Wednesday, August 27, 2008

When Death Approaches...

Death is personified as the Grim Reaper, a faceless character that floats around effortlessly with a scythe in hand, collecting souls that have left their bodies. It is garbed from head to toe in a black habit. Its features are constantly hidden under its black hood in order to create a sense of mysteriousness. That is just one version of many.

The Grim Reaper has appeared in many guises. In the Middle ages, the Grim Reaper took the form of an unclothed skeleton, or sometimes a decomposing corpse. At times, it is shown with wings, indicating a role similar to the Angel of Death. In most portrayals, it has a sickle or scythe in one hand, an hourglass in the other. To some, the scythe or the sickle is the instrument that allows the Grim Reaper to command the death of a person into its hands.

The Grim Reaper’s origins is believed to be derived from the Angel of Death in the Old Testament of the Bible and a character known as Kronos from Greek mythology.
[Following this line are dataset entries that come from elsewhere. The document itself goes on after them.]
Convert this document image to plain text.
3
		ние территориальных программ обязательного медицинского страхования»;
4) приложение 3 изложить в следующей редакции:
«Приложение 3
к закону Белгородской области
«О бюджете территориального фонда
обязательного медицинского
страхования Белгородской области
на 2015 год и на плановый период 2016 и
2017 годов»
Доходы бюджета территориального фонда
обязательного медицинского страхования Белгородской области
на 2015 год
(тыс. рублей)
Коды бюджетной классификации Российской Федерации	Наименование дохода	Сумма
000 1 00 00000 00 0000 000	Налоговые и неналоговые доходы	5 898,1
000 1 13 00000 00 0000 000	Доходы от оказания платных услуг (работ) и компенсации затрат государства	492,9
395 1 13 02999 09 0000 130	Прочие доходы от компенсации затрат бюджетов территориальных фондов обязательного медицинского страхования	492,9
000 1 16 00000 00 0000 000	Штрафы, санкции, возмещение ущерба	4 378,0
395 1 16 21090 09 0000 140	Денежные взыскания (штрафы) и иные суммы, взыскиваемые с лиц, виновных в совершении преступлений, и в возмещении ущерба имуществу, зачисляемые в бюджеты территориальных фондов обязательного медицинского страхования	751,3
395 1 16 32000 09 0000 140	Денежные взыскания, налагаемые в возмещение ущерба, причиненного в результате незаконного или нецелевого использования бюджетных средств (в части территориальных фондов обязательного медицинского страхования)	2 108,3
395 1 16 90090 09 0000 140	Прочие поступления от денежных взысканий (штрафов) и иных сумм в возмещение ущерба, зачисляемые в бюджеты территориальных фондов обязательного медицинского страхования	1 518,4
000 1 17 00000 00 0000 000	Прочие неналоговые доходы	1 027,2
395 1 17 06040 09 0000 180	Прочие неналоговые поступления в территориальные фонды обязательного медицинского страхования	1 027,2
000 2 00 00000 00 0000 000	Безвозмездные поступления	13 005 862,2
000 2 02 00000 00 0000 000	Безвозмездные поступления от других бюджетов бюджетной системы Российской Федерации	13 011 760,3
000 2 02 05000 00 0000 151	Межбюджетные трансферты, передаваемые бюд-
The Angel of Death is present in most religions. In Hinduism, Yama, the Lord of Death is nothing like the cadaverous figure of the English Grim Reaper. Instead, he rides on a buffalo and has a rope lasso to carry his victims back into the underworld. In Islam, the Angel of Death is known as Azrael. He is forever writing and erasing names into a large book. A birth is marked by an inscription into the book and a death is marked by erasing the name. In Judaism, it is known as Malach ha-Mavet. In Sikhism, Death is an angel of God.

In Japanese folklore, there is the death goddess who claims 1000 lives in a single day. Slavic paganism described death as a lady in white clothes with an ever-growing green sprout in hand. One touch of the sprout will put a human to eternal sleep. In Lithuanian paganism, Death is a hideous old woman with a poison tongue and a long blue nose.

The Angel of Death could be, as odd as it may sound, a welcoming figure, a messenger of a higher power tasked with collecting the souls for paradise. On the other hand, is may be a figure of darkness that has come in search of souls to be tormented in the underworld.

In the Greek mythology, Kronos the Titan was bestowed a sickle which he used to castrate his father. He swallowed his kids as they were born as he was afraid that the same punishment will be levied on him by his offspring. He was the God of Harvest and the sickle was an agricultural instrument. He was also associated as the bringer of old age.

By combining both the idea of the Angel of Death and Kronos of Greek Mythology, we obtain the Grim Reaper. Death is topic that continues to draw enormous amount of fascination. By the end of the day, when the Grim Reaper comes, it is inevitable, beyond the control of time, circumstances and will.